Corporations and Nonprofits: Joining Forces for Development

The words “international development” often conjure images of hard working nonprofit volunteers stranded in the middle of Sub-Saharan Africa. Their selflessness and dedication in the face of adversity makes the rest of us seem frivolous. But there are other actors, some less selfless than our imagery of volunteers, which are part of the development community. Increasingly, large private organizations (the size of Wal-Mart) are playing a role in international development efforts. Understandably, the activities of corporations in developing regions are usually fraught with suspicion: aren’t they doing it only for the publicity? Paying close attention to the work of Cargill, a large American corporation, and their partnership with CARE, the international nonprofit, reveals that long term and thoughtfully planned commitments can, on occasion, create opportunities for individuals in the developing world while they tangibly contribute to large corporations themselves.
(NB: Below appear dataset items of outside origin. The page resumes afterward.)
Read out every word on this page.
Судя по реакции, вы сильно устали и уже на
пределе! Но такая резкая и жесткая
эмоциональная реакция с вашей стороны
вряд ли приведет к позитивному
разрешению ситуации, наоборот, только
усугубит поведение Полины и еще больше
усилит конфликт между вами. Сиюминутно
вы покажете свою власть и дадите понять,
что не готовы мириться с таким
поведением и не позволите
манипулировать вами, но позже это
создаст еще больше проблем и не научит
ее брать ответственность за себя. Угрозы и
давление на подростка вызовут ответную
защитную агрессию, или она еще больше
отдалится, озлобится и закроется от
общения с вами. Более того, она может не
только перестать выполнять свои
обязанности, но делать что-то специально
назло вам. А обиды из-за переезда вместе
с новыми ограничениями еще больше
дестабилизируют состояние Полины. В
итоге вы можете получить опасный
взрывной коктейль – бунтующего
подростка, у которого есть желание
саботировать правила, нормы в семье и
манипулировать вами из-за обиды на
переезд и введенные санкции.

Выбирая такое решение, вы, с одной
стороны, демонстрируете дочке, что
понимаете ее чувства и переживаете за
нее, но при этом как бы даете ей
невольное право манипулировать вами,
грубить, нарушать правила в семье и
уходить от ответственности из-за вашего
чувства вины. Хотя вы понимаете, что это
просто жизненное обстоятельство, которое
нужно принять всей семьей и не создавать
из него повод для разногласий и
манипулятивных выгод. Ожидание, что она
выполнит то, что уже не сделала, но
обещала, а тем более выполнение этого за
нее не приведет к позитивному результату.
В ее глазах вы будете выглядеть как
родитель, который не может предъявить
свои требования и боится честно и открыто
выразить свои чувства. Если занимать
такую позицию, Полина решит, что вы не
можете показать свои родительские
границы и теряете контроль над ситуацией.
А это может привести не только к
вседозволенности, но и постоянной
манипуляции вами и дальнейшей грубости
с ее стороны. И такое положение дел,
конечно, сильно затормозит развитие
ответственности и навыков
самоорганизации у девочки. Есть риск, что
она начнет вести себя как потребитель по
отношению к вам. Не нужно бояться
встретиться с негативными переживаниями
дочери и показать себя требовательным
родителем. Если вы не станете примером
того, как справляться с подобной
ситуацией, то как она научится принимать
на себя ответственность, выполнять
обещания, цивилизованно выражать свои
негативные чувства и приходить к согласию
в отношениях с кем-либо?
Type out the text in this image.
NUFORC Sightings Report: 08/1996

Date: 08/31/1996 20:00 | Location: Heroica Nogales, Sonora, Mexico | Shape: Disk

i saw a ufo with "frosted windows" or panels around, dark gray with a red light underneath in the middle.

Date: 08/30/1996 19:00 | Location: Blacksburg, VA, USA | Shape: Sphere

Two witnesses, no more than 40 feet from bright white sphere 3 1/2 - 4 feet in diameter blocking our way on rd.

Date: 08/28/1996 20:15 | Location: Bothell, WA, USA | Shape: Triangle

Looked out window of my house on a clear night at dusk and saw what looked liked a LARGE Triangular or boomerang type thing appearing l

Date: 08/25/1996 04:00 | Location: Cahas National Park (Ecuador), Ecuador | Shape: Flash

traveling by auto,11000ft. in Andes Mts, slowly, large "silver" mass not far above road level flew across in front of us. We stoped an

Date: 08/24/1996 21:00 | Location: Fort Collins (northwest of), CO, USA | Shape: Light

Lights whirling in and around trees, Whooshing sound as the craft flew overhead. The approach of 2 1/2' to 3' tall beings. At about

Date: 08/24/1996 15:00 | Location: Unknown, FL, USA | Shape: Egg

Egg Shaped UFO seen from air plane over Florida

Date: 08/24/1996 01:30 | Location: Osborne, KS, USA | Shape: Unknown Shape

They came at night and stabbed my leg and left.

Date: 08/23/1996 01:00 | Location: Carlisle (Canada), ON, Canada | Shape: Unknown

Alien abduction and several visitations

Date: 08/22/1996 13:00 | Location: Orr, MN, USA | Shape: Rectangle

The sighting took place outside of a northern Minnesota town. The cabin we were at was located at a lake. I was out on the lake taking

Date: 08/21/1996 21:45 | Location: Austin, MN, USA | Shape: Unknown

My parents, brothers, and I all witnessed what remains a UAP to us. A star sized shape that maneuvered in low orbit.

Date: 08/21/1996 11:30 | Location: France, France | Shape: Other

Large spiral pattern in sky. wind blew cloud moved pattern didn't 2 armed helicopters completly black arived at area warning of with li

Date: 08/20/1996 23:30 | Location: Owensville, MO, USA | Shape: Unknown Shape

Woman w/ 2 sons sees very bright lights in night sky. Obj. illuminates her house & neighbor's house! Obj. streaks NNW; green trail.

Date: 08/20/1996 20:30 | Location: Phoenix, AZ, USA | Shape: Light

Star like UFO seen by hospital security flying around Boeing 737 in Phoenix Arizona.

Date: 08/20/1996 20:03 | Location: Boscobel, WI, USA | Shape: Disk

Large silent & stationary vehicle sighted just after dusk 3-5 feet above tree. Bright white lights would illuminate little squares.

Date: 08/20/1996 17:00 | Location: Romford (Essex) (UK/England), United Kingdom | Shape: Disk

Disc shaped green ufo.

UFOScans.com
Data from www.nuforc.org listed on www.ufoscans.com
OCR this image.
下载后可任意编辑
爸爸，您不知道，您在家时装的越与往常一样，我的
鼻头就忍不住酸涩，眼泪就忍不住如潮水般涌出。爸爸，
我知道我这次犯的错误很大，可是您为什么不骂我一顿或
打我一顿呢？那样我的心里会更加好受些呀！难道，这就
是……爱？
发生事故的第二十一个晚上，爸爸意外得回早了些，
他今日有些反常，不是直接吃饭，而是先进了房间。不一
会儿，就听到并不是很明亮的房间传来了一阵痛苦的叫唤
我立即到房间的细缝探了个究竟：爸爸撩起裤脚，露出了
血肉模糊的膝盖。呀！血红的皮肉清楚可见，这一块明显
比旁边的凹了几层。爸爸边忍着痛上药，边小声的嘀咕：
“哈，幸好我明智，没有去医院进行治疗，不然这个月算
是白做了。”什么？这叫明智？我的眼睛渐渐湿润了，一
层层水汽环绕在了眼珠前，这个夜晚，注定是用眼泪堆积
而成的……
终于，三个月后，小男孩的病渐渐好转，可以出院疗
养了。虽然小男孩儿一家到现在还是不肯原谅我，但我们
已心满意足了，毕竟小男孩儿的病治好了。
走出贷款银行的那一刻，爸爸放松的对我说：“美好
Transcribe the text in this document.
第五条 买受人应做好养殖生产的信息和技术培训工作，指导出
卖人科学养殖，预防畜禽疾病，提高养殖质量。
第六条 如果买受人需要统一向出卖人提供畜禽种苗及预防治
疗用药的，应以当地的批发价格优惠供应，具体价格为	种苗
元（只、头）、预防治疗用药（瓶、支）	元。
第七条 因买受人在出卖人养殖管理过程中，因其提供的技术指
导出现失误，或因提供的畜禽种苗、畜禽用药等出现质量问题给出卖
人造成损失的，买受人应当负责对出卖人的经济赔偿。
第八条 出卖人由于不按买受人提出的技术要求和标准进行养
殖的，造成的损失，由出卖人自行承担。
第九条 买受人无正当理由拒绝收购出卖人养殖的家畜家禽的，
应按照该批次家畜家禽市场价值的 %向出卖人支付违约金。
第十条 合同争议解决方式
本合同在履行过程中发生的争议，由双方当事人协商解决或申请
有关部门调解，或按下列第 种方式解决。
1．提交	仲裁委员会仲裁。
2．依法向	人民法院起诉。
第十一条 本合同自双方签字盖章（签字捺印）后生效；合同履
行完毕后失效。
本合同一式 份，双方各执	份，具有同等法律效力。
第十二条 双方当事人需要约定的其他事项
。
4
In the 2011 Index of Global Philanthropy and Remittances, CGP highlighted the work of Cargill Inc in the Ivory Coast. Cargill is the largest privately held corporation in the United States. Cargill maintains extensive cocoa purchasing operations in the Ivory Coast, the largest cocoa producers in the world. It would seem that in the face of such an important player in the international market, individual cocoa farmers would be at a disadvantage. However, in the 2011 Index, CGP featured the story of Charles Yao Yao a farmer was able to increase his crop yield by 50% per hectare by attending one of Cargill’s farmer schools.

By teaching these individuals farming best practices, Cargill ensures itself an increasing supply of cocoa grown to high industry standard. Because of this, Cargill can make long-term commitments to farmers, and can even pay a premium for their products. This is undeniably a win-win. In the international development community this is called creating “shared-value” because both sides have a stake in maintaining a sustainable and fair economic relationship.

The venture has been so successful that Cargill hopes to replicate it. A recent article by Reuters reports on Cargill’s plans in Cameroon, where they will “not only train individual small-scale farmers on good agricultural practices, but will also focus on strengthening farmer organizations”.

What is often left uncovered however is the fact that to overcome the contradiction between profits and development aid, corporations like Cargill reach out to experienced nonprofits. In its work in Africa and elsewhere, Cargill has partnered up CARE. CARE provides the know-how and the manpower to successfully engage with the locals in development activities funded through Cargill.  In Brazil, for instance, the partnership is responsible for helping cocoa growers diversify their income to protect them against economic downturns. In addition, CARE-Cargill has provided producers with a range of other services in hopes of providing better nutrition, sanitation, and education.

Cargill and CARE partnered up to provide children in Honduras and Guatemala "with basic educational materials and nutritious school snacks" as a compliment to corporate operations in their towns.

In part because of their success, it has become less acceptable for donor corporations to simply “write a check”.  Today, nonprofits and responsible corporations are looking for real engagement. CARE is perfectly positioned to discover the ways businesses can responsibly employ incentives to better their own position with suppliers, at the same time that they create better working conditions and secure the futures of farmers and their communities. Private corporations are also moving away from traditional corporate social responsibility models by getting involved in development projects rather than simply funding them.

The bottom line is that it is time to accept the idea that smart corporate giving, the kind described here, is a desirable and sustainable endeavor that is set to endure. In this vein, Cargill’s partnership with CARE should not be the exception. To do so, governments, nonprofits, and corporations should challenge themselves to broaden the incentives for these partnerships to become the norm. So long as nonprofits are as responsible and serious as CARE, and corporations seriously look to secure long-term economic relationships with suppliers, this sort of activity is on solid-footing and ready for public vetting and successful replication. Who knew corporations and nonprofits could compliment each other so well?